I'm not sure tree climbing machinery is a major user of energy. Using bicycles more conventionally isn't so much significant for direct energy generation as significant for avoided generation elsewhere, in this case motor vehicle energy use. It is genuinely significant in that regard. Tends to be good for the people using them, so long as car drivers don't run over them.

On 9/13/2020 at 2:30 AM, drumbo said:

Fossil are a dream, they are perfect. God must have put it here for us to use, how else can you explain its perfection?

Ancient dead stuff from the deep bowels of the Earth, that burns with a foul brimstone stench - and with poisonous fumes, that adds  about 100x more heat to the world at large when mixed in atmosphere than the "useful" energy produced. I would argue that is making the world more Hellish and the idea that we got it all as a gift from God - that it is a perfect and absolute Good, and comes with no Catch - is so wrong that it is hard to comprehend how religious leaders could fall for it. Temptation from below, not manna from above IMO.
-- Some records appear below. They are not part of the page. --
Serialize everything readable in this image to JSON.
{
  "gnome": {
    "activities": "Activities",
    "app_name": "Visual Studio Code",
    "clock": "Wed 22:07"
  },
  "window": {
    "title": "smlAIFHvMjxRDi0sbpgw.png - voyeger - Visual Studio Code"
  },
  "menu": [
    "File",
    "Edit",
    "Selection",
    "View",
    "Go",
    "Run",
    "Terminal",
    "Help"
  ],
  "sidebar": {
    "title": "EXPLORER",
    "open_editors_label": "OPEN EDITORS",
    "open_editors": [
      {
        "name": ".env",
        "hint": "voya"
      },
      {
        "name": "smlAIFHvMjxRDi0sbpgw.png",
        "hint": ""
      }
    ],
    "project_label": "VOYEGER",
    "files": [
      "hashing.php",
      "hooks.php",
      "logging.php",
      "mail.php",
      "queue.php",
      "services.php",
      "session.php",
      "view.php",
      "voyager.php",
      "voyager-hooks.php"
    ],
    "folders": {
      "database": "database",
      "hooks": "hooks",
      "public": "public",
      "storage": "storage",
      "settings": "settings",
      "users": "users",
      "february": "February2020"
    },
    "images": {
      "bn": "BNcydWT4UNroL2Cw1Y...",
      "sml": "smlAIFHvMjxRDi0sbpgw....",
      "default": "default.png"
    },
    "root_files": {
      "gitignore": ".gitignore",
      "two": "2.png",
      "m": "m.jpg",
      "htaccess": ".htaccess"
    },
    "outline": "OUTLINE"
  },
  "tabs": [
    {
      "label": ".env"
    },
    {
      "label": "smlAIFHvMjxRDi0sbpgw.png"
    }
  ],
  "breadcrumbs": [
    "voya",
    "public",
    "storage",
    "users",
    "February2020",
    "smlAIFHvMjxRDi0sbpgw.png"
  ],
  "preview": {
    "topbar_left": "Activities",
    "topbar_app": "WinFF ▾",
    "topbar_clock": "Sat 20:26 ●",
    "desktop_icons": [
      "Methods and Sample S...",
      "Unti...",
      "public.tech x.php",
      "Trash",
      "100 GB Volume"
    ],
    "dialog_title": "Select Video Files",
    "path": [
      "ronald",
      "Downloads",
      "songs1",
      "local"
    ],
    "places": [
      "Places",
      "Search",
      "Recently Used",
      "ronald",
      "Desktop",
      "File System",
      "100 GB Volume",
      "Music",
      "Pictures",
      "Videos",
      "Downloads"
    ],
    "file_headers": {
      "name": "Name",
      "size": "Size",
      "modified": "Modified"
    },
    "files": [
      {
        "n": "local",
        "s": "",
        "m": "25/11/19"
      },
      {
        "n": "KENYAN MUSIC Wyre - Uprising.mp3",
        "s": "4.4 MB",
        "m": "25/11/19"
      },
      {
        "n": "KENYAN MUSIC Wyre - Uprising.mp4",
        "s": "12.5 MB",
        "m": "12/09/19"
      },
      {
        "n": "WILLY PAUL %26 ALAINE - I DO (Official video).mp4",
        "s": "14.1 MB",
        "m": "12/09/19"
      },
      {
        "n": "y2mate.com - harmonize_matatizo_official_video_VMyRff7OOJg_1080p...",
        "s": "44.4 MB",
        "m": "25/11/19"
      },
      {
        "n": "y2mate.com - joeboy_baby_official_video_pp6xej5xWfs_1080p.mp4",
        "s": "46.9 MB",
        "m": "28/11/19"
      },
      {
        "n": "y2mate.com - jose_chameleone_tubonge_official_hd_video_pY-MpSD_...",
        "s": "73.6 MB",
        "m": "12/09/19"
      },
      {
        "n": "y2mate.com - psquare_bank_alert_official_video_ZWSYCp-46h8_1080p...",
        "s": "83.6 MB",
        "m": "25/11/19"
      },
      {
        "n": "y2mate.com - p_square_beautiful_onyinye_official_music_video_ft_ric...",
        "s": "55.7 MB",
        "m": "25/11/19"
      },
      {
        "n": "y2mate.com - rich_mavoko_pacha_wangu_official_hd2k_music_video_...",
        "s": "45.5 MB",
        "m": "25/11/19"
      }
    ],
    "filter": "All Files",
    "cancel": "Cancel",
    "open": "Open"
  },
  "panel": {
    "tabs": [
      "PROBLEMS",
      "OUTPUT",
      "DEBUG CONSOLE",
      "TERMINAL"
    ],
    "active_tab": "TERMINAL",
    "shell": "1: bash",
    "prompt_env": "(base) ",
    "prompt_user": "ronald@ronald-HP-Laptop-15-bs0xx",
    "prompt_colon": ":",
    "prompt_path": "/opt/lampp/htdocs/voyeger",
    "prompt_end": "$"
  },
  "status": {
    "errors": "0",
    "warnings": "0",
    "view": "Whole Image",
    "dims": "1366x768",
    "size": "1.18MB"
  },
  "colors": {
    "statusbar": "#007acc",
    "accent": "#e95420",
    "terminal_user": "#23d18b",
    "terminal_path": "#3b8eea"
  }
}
Rather than "low" in toxic waste, it makes vast amounts of poisonous fly ash besides the CO2 that is our single biggest toxic waste stream, exceeding all other waste (5 times over). "Luckily" it is invisible and can be diluted in atmosphere... where it can go on to add that extra heat. According to an odd fellow with burning eyes and growths that looked like horns growing out of his head fossil fuels are so "perfect" they can solve most human suffering without any need for humans to be "good"; there will be so much wealth left over from Greed applied ruthlessly to an abundance of Fossil Fuels that enough trickles down that all humans are raised up. Well, it can if people weren't... so greedy. Can be used for great engines of war, for smiting enemies too.

A catch? Well, sure it adds some heat to the world, but not all the navvies with all the shovels in the world could dig up enough coal to cause measurable warming! Oh, you can also use it to make machines that can dig ten thousand shovel's worth at a go. No catch, Drumbo?